La confédération Chimú s’étendait sur 1300 km le long des côtes nord du Pérou. Sa capitale, Chan-Chan, était la cité la plus vaste de l’aire andine. Sa riche économie était fondée sur une symbiose de pèche et d’agriculture. De grands radeaux à voile de balsa assuraient le commerce maritime sur toute la région, à partir de son port principal, Tumbès. C’est par lui qu'arrivaient les spondyles en provenance de l’île de la Plata et c’est par l’intermédiaire des marchands Chimús qu'ils étaient échangés contre du sel, des vêtements finement tissés, des ornements corporels ou des objets en or manufacturés dans les montagnes.

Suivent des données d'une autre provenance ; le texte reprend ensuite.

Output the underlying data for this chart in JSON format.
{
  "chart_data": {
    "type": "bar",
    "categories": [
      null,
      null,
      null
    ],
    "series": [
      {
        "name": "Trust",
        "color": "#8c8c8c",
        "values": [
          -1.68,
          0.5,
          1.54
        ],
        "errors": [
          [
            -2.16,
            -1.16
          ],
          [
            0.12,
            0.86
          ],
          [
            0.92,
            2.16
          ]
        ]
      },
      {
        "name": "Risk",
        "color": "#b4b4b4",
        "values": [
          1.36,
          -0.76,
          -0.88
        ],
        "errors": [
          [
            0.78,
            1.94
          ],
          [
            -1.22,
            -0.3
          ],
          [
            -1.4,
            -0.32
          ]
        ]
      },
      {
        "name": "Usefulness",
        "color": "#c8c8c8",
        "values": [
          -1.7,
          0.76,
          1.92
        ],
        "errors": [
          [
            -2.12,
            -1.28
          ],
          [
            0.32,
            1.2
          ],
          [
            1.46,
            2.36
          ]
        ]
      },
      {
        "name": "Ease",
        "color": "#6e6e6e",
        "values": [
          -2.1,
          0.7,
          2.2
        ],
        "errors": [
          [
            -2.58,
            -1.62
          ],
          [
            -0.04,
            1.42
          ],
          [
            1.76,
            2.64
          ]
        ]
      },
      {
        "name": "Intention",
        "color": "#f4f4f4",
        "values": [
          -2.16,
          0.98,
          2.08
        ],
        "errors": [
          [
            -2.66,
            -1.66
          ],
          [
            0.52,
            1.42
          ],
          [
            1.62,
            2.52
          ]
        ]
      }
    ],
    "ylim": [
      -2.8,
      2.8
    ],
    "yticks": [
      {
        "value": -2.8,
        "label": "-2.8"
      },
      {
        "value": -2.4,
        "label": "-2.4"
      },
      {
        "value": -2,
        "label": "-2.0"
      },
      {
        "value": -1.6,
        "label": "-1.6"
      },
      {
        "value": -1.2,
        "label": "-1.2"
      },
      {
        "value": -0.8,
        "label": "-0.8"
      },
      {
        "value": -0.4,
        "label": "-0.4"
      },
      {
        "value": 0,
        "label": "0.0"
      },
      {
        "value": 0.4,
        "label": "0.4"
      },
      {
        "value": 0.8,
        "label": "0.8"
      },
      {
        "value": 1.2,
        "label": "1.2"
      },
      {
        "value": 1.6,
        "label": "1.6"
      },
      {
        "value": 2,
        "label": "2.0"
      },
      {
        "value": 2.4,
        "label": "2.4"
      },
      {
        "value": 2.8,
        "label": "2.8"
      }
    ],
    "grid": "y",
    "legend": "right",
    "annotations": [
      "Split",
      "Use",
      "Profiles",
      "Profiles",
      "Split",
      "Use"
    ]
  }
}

Carte_sites-précolombiens-web
Cartes des sites andins pré-incas

L’expansion Inca a commencé un siècle seulement avant la conquête du Pérou par les conquistadors [3]. L'empereur Tupac Inca Yupanqui conquit le territoire des Chimús vers l'an 1470. Les motifs de cette expansion ne nous sont pas connus directement, car les peuples andins ne connaissaient pas l’écriture [4]. Toutefois, quelques indices trouvés dans les documents espagnols du XVI° siècle et chez des chroniqueurs autochtones laissent à penser que les Incas étaient conduits par un impératif idéologique : « s’assurer le contrôle des sources de vie et des capacités de production de la terre, en incluant l’océan (…) Le désir de se procurer des quantités toujours croissante de ce précieux (spondyle aurait) été une des motivations essentielles des tentatives incas de conquérir et contrôler la côte équatorienne » [5].

Ce n’est certes qu’une hypothèse, mais elle gagne en vraisemblance si on la met en face de son symétrique hispanique : la motivation des conquistadors pour soumettre le Pérou.

En effet, Pizarro et ses compagnons se sont engagés de leur côté dans une expédition périlleuse car ils pensaient trouver là de l’or en profusion, ce qu'ils ont d’ailleurs largement surestimé. La colonisation espagnole n’a pas été qu'une confrontation militaire, mais aussi un choc des valeurs. Lors des premières rencontres pacifiques avec les peuples andins, ceux-ci furent très étonnés que les espagnols négligent les tissus richement travaillés qu'ils leur offraient car ils n’étaient intéressés que par l’or ou l’argent [6]. On peut facilement imaginer la tête des conquistadors s’ils leur ont également donné des spondyles !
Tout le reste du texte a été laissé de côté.